Heidi & Erni: Abbildung des DVD-Covers mit freundlicher Genehmigung von "Studio Hamburg Enterprises GmbH"; www.ardvideo.de In nachhaltiger Erinnerung bleibt ihre "Hausperle" Irmgard in Helmut Dietls Kultserie "Monaco Franze – Der ewige Stenz"3) (1983), herrlich auch die vernachlässigte Mama von Klatschreporter Baby Schimmerlos alias Franz Xaver Kroetz in "Kir Royal"3) (1986), einem weiteren erfolgreichen Mehrteiler, den Dietl in Szene gesetzt hatte. Ab Ende 1989 spielte sie zusammen mit der Hamburger Volksschauspielerin Heidi Kabel2) in der Serie "Heidi und Erni"3) und das bayerisch-norddeutsche Gespann begeisterte 39 Folgen lang die Zuschauer. Danach agierte die quirlige Volksschauspielerin in Stücken wie "Die Perle Anna" (1993), "Die Wilde Auguste" (1997), "Geschichten aus dem Nachbarhaus" (1999) oder "Tratsch im Treppenhaus" (2001), einem Schwank, mit dem sie in der Münchener "Kleinen Komödie am Max II" als ratschende und tratschende Nachbarin Ernestine Zitzelsberger mehrere Monate lang Triumphe gefeiert hatte; zuletzt erlebte man Erni Singerl in den TV-Filmen "Mein Mann, mein Leben und Du" (2003) und "Liebe ist (k)ein komisches Wort" (2005) auf dem Bildschirm.
  
Auf der Leinwand trat sie seit Anfang der 1950er Jahre neben so berühmten Kollegen wie Hans Moser, Willy Reichert, Gustl Bayrhammer und vor allem Beppo Brem auf, spielte auch hier Haushälterinnen, Kellnerinnen, Mägde, Bäuerinnen und Frauen, die das Herz "am rechten Fleck" haben. Zur Filmografie gehören unterhaltsame Kinostreifen wie "Die Fröhliche Wallfahrt"3) (1956), "Der Jäger von Fall"3) (1957), "Hilfe, die Verwandten kommen"3) (1971), "Verliebte Ferien in Tirol"3) (1971), "Mensch ärgere dich nicht"3) (1972) oder einmal mehr die Ganghofer-Verfilmungen "Der Jäger von Fall" (1974) und "Das Schweigen im Walde"3) (1976).
 
Abbildung des DVD-Covers mit freundlicher Genehmigung von "Studio Hamburg Enterprises GmbH"
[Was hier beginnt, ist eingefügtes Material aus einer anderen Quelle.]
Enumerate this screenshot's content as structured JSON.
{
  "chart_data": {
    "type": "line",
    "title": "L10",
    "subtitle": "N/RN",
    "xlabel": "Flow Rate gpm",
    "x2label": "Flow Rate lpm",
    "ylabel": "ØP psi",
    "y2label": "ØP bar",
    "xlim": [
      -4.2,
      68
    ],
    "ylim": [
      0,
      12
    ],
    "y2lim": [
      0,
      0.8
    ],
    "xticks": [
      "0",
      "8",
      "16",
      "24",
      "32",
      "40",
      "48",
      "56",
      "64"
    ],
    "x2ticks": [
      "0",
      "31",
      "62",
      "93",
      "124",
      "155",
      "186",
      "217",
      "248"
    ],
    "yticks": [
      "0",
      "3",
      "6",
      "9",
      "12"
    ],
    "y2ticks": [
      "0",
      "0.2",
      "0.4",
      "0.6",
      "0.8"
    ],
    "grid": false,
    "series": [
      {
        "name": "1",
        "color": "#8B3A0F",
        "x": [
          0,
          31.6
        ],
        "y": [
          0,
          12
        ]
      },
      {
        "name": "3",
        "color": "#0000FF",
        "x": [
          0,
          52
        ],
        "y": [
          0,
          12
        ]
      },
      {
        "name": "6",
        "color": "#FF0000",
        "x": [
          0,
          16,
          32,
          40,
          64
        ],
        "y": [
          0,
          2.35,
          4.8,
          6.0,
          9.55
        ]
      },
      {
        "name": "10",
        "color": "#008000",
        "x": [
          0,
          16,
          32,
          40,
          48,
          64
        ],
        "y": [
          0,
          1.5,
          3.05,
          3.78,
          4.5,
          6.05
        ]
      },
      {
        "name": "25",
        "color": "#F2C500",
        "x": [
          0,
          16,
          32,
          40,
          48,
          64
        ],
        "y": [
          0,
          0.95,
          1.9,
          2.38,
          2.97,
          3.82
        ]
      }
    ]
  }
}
Erni Singerl, die noch zuletzt 2004 in der Boulevardkomödie "Erni greift ein" das Münchener Theaterpublikum als intrigante Haushälterin begeistert hatte, starb am 30. Juli 2005 im Alter von 83 Jahren in ihrem Haus in Trudering; schon drei Tage später wurde sie – ihrem eigenen Wunsch entsprechend – im engsten Familienkreis auf dem Ostfriedhof bestattet → Foto der Grabstelle bei knerger.de; Freunde und die Öffentlichkeit wurden erst nach der Beerdigung über Singerls Tod informiert. Bereits im März hatte die Schauspielerin Medienberichten zufolge einen Schwächeanfall erlitten und musste sich in einem Krankenhaus behandeln lassen, im Juli wurde ein erneuter Krankenhausaufenthalt notwendig.
Mit Erni Singerl ging eine der letzten großen bayerischen "Urgesteine" von Theater und Film, die mit ihrem komödiantischen Talent und ihrem unverwechselbaren, schlagfertigen Humor Millionen von Zuschauern erreichte.
Für Ihre Leistungen war die Künstlerin mehrfach ausgezeichnet worden, unter anderem war sie Trägerin des "Bundesverdienstkreuzes" und des "Bayerischen Verdienstordens", noch 1996 war ihr der Sonderpreis der Jury des "Bayerischen Fernsehpreises" überreicht worden.
Bayerns damaliger Ministerpräsident Edmund Stoiber würdigte Erni Singerl als eine Volksschauspielerin im besten Sinne des Wortes: "Sie liebte das Publikum, und das Publikum liebte sie." Kunstminister Thomas Goppel erklärte: "Mit Erni Singerl verliert Bayern eine Schauspielerin, die es wie kaum eine zweite verstanden hat, sich in die Herzen ihres Publikums zu spielen." Erni Singerl selbst meinte einmal zum Titel "Volksschauspielerin" in einem Interview: "Der Titel 'Volksschauspieler' ist die höchste Auszeichnung des Publikums, er ist ein Ehrentitel".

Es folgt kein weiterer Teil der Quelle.